Так, идея Второй симфонии, суровой, трагической и грандиозной по размерам (она длится более полутора часа и занимает собой целый концерт), — идея личной смерти и вечной жизни человечества. Третья симфония развертывает как бы романтическую космогонию — от пробуждения природы от зимнего сна (1-я часть) и жизни цветов (замечательный менуэт 2-й части) к животному миру (скерцо 3-й части с почтовым рогом за сценой) и, наконец, человеку (4-я часть на слова застольной песни Заратустры Ницше: «О человек, берегись, что говорит глубокая полночь?», 5-я часть — на слова из «Чудесного рога мальчика» и 6-я часть — оркестровое адажио).

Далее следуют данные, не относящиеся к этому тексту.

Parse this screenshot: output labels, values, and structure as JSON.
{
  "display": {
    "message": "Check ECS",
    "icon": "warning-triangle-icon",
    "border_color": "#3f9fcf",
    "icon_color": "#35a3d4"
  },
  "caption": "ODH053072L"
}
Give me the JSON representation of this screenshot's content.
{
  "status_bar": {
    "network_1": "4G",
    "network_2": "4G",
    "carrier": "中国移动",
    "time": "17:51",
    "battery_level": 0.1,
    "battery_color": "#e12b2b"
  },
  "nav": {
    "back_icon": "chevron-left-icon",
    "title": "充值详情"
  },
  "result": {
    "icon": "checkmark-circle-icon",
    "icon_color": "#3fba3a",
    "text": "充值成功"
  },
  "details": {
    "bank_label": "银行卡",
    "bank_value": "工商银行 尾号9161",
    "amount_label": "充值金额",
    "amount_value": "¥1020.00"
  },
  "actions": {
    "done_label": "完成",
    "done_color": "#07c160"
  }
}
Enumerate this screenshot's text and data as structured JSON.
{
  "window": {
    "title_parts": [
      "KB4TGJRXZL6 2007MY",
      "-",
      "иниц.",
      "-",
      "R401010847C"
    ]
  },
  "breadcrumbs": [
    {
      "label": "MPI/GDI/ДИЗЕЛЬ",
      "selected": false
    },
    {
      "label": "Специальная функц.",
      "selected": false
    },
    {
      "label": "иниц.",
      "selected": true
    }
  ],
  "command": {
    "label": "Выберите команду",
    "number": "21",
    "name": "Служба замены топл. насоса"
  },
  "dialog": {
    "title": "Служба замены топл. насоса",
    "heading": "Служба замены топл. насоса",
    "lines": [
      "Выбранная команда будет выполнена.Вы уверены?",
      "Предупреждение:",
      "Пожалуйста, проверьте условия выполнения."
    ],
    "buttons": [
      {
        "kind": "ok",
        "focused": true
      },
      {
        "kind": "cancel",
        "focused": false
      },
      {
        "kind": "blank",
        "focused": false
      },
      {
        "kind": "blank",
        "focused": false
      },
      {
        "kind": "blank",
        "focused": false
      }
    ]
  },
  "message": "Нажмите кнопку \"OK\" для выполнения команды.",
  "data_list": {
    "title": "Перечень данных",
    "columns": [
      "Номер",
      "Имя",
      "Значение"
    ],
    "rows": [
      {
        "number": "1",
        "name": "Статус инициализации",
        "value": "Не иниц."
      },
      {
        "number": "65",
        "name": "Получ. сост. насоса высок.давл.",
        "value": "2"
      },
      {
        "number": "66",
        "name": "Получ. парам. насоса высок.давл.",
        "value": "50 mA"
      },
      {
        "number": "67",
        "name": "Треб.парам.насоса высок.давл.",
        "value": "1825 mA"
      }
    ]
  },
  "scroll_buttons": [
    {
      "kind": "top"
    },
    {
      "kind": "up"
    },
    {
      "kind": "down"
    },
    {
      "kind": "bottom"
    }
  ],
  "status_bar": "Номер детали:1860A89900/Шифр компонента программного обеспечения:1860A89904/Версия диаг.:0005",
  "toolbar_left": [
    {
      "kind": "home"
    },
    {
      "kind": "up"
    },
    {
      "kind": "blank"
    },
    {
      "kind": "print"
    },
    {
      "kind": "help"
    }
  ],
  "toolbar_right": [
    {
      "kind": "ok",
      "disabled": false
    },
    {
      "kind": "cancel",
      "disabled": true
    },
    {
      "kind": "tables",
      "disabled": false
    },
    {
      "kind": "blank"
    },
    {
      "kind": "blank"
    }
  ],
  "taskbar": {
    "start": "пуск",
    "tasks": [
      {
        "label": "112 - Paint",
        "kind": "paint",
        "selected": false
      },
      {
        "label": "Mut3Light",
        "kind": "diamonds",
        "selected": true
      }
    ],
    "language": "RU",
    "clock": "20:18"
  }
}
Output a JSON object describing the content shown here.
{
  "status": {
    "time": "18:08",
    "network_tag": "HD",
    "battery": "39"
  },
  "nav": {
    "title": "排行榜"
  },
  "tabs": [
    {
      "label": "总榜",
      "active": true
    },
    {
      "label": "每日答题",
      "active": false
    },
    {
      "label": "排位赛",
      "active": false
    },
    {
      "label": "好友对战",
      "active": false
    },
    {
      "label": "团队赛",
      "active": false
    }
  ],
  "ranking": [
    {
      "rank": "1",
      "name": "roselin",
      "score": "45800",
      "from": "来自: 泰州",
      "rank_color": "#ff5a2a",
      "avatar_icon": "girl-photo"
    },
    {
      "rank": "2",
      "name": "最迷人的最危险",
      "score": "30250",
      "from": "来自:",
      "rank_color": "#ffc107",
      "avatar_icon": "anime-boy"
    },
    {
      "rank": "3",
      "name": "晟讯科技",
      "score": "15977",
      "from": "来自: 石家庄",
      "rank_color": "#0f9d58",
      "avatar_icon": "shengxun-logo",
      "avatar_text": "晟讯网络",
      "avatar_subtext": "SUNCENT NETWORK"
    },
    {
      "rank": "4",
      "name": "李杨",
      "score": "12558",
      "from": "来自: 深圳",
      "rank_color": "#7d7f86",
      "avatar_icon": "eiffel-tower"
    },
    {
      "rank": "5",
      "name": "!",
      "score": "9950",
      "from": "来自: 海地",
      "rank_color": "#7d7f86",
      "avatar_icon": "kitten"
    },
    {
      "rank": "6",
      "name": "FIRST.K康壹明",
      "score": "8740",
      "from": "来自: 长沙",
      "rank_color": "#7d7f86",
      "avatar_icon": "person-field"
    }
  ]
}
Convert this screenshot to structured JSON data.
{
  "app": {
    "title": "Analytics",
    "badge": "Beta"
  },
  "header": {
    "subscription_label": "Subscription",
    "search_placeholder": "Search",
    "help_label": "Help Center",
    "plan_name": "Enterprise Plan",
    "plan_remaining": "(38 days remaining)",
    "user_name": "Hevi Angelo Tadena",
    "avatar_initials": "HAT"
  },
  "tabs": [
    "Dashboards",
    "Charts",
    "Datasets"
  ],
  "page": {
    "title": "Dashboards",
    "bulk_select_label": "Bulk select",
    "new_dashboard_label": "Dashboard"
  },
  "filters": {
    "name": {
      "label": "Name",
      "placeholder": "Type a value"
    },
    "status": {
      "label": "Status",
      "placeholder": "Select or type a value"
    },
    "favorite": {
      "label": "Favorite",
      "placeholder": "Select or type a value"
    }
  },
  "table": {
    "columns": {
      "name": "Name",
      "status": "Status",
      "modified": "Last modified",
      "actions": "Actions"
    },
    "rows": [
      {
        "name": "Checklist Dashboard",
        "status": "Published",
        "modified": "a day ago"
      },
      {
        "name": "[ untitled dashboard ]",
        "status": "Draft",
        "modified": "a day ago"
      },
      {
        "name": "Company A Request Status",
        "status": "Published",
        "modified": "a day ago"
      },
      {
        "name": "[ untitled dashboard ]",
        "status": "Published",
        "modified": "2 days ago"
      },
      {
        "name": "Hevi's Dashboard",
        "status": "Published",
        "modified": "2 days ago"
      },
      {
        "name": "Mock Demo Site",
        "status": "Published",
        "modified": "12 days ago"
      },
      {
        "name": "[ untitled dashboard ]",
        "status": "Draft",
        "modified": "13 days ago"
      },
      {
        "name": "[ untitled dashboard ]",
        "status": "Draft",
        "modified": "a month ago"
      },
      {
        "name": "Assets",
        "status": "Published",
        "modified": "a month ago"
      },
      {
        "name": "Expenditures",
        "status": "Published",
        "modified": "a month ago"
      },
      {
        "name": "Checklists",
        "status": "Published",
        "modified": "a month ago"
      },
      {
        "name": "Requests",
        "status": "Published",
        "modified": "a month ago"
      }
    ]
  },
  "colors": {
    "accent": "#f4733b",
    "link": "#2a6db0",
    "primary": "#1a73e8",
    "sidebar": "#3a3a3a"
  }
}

Здесь ещё в большей мере, нежели в Первой симфонии, природа берется не отвлеченно и созерцательно: наоборот, природа, бурно ломающая льды и выходящая из берегов, как бы перекликается с человеческим коллективом, сокрушающим старые отношения во имя новых. Недаром именно в I части этой симфонии — гигантском шествии, открываемом рельефной темой восьми валторн в унисон, с трагическими взлетами, с нагнетаниями, доводимыми до кульминационных пунктов нечеловеческой силы, с патетическими речитативами валторн или солирующих тромбонов, как бы призывающих к восстанию, — критики слышали поступь рабочих колонн, идущих на первомайскую демонстрацию [99]. По героическому напряжению, по ликующему энтузиазму I часть Третьей симфонии (которая одна длится 45 минут, занимая первое отделение, и по размерам равняется лишь финалу «Трагической», Шестой симфонии) является одним из величайших созданий Малера первого периода.

Нельзя отрицать: во Второй и — в значительно меньшей мере — в Третьей симфонии существуют ещё элементы романтической метафизики и даже некоторого мистицизма (в двух последних частях Второй симфонии), впоследствии преодолеваемые. Впрочем, мистика лишена какой бы то ни было церковности или богословских тонкостей: она либо восходит к пантеизму и религии человечества в духе Руссо и Девятой симфонии Бетховена; либо, ведя свое происхождение от народной немецкой песни, она наивна, простодушна и материальна. К тому же мистика эта подается всегда с некоторой иронией, а в эпилоге первой трилогии — в Четвертой симфонии переводится в оригинальный идиллически-шутовской план. Финал симфонии — наивная и трогательная песенка «о небесных радостях» с точки зрения бедного крестьянского ребенка, о царстве, где много яблок и слив, где ангелы заняты печеньем вкусных хлебцев, апостол Лука закалывает быка для ужина, а святая Марта орудует в переднике в качестве кухарки. Жажда небесных утешений — это голодные ребяческие мечты; в реальной жизни мальчика ждет тяжелая борьба. Четвертая симфония развенчивает романтическую метафизику, переводя её в умышленно инфантильный план. Тем самым она открывает дорогу второй трилогии «земных» симфоний.

Если первая симфоническая трилогия условно может быть названа «Человек и природа», то вторая трилогия (Пятая, Шестая и Седьмая симфонии сочинялись от 1901 по 1905 г.) может быть названа «Человек и история», «Человек и общество». В ней нет романтической метафизики и космических устремлений; человек сталкивается липом к лицу с реальностью, с миром лихорадочной деятельности, слез, наживы, преступлений и подвигов. Эта трилогия — трагедия мыслителя-гуманиста среди жестоких законов капиталистического мира. Венская элегическая «шубертианская» культура здесь исчезает. Музыка становится судорожной, истерической, конвульсивной, жесткой; о красивости, приглаженности не может быть и речи. Музыкальная выразительность доводится до крика (ср. с «Shreidramen» — «драмами крика» послевоенных экспрессионистских драматургов Германии); её нерв — отчаянная попытка вновь обрести коллективистическое мировоззрение, восстановить «распавшуюся связь времен», утвердить бетховенианскую идею о братстве человечества среди ужасов эксплуатации империалистической Европы. Это скорбь, но скорбь не отречения, а исступленной проповеди. Пятая симфония открывается траурным маршем; Шестая симфония (наиболее трагическая среди этих трех симфоний) заканчивается страшной катастрофой, где жуткий рев колоссального оркестра покрывается тремя глухими ударами молота; наконец, в Седьмой симфонии Малер пытается преодолеть эти настроения, обратившись к бетховенианской (в философском смысле слова) концепции финала.